Amen, Courtney. And to those who, despite your admonition not to, might still quote the Bible, I might ask them to explain why they don't demand the total subservience of women to their husbands, why those who work on Sunday shouldn't be killed by stoning, etc...

Gypsy said...

I hope it's getting easier to come out these days, too, although when I hear about students having to fight to be allowed to bring same-sex dates to proms, I'm not so sure. Then again, at least they're fighting for that right.

Great read. I'm here from Michele's today, but I'll be back on my own.

Anonymous said...

I can't say that I've ever dated someone who later turned out to be a lesbian, but one of the coolest places that I enjoyed spending time was a bar in Park Slope, Brooklyn (NY). I first went there with an openly gay co-worker of mine. It wasn't a gay bar, but it was gay-friendly, if you catch the difference. People of all stripes used to come into the place and it didn't matter whether you knew the person next to you, the attitude in that place was always convivial. That bar is definitely one of the things I miss about working in New York.

None of the people I work or socialize with these days are openly gay (although if pressed to guess I could come up with a few names), and I think my life is a little poorer for not having that standpoint in it. There seem to be a disproportionate number of narrow-minded people in my immediate orbit.

In my head, though, it doesn't matter where on the Kinsey scale you reside so long as you're a good person in the end.

yellojkt said...

In the workplace or in social situations, I don't think there is anything about me that particularly screams gay-friendly and I think even lightly closeted people's instincts to keep their personal life on a need-to-know basis prevents greater awareness.

I can respect that.

J.Po said...

Might I add to my previous post another response to those who would use their "religious faith" as a weapon against those who don't fit their narrow view...a quote from the recently-departed Rev.
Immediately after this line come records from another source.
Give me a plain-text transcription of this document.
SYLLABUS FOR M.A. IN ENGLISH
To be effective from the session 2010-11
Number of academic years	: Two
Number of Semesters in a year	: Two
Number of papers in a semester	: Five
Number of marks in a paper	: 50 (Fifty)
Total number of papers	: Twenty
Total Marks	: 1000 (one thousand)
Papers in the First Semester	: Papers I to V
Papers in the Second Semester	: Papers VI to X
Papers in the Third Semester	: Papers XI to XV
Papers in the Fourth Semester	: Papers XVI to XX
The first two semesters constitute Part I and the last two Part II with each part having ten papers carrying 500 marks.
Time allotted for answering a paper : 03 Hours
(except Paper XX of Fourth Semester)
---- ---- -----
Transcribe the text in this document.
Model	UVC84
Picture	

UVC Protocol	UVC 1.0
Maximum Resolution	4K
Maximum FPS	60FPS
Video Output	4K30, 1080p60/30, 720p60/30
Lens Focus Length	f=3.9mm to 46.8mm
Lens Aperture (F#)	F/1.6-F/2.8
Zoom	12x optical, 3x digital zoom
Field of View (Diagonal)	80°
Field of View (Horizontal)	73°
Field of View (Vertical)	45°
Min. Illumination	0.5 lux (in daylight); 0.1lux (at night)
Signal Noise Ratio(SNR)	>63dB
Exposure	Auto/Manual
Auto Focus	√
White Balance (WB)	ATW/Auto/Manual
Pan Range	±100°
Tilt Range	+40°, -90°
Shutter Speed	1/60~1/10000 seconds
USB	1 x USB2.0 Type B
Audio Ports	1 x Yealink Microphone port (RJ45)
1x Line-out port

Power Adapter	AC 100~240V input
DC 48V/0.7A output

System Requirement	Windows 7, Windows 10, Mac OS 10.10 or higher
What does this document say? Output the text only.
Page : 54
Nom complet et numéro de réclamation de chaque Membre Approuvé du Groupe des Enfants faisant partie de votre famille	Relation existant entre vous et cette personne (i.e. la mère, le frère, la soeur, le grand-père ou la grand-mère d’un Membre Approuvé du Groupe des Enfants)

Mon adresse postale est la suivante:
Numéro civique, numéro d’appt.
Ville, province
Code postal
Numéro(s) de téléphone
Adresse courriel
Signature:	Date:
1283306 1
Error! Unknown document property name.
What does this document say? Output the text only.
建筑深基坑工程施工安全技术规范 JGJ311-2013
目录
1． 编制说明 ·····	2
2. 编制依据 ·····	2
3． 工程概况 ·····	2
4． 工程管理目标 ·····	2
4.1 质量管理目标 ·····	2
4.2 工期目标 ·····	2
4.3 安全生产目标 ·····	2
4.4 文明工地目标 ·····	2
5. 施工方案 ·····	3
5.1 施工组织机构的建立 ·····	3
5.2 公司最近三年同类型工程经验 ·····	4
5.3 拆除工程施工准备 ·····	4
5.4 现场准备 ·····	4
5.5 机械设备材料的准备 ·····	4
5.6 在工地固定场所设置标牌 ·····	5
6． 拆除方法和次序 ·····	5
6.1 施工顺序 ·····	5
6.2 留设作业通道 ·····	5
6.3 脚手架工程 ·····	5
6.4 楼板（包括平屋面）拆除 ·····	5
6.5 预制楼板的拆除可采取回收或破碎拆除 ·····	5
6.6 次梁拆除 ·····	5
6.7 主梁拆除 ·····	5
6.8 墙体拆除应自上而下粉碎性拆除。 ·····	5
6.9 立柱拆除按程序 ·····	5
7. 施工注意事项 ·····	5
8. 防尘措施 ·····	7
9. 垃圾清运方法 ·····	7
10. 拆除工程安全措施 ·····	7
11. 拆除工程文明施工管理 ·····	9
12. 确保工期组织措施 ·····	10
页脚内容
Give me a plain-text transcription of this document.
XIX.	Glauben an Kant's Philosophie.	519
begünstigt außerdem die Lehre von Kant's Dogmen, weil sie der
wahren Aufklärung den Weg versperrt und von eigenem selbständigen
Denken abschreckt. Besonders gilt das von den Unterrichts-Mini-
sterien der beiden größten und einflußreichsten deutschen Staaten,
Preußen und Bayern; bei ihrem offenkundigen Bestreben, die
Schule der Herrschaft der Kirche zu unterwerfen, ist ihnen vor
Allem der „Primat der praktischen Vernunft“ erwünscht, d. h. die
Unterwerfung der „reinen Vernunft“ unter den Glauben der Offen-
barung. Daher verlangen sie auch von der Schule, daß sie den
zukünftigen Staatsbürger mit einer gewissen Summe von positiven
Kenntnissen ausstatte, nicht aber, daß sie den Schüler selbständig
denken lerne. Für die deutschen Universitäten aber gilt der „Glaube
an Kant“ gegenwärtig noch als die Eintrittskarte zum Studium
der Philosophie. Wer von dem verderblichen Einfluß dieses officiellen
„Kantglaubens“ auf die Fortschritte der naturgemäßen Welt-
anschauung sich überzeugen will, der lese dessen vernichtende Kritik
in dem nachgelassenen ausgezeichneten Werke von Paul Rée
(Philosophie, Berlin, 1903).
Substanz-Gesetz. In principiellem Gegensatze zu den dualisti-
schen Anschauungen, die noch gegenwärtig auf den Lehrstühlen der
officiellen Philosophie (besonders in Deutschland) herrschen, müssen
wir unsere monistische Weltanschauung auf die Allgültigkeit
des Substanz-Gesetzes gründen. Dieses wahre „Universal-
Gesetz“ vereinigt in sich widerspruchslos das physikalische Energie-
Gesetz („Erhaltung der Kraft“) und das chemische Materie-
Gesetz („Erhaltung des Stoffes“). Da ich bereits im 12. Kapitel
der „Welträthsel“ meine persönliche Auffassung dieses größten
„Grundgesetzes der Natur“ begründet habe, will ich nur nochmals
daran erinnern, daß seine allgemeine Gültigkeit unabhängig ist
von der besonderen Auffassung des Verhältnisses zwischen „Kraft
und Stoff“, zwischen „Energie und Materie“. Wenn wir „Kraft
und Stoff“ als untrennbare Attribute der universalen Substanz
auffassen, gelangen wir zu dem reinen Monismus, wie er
William Sloane Coffin, "the integrity of love is more important than the purity of dogma." I have a link to a fabulous Terry Gross interview with Rev. Coffin on my blog...as a liberal Christian (this is not an oxymoron), I found it incredibly energizing.

Anonymous said...

That was a great story.

I watched a little of MC on Larry King last night. Not sure of my thoughts on her since I didn't catch the entire thing, but she seemed rather confused and defensive. Again, I only caught a small portion of the interview.

yellojkt said...

I thumbed through Mary's book at Border's loocking for juicy stuff, but mostly she just defends her dad's stand that gay marriage should be a state by state issue. Which is a little disingenuous because how can a marriage become invalid just by moving? It would be chaos.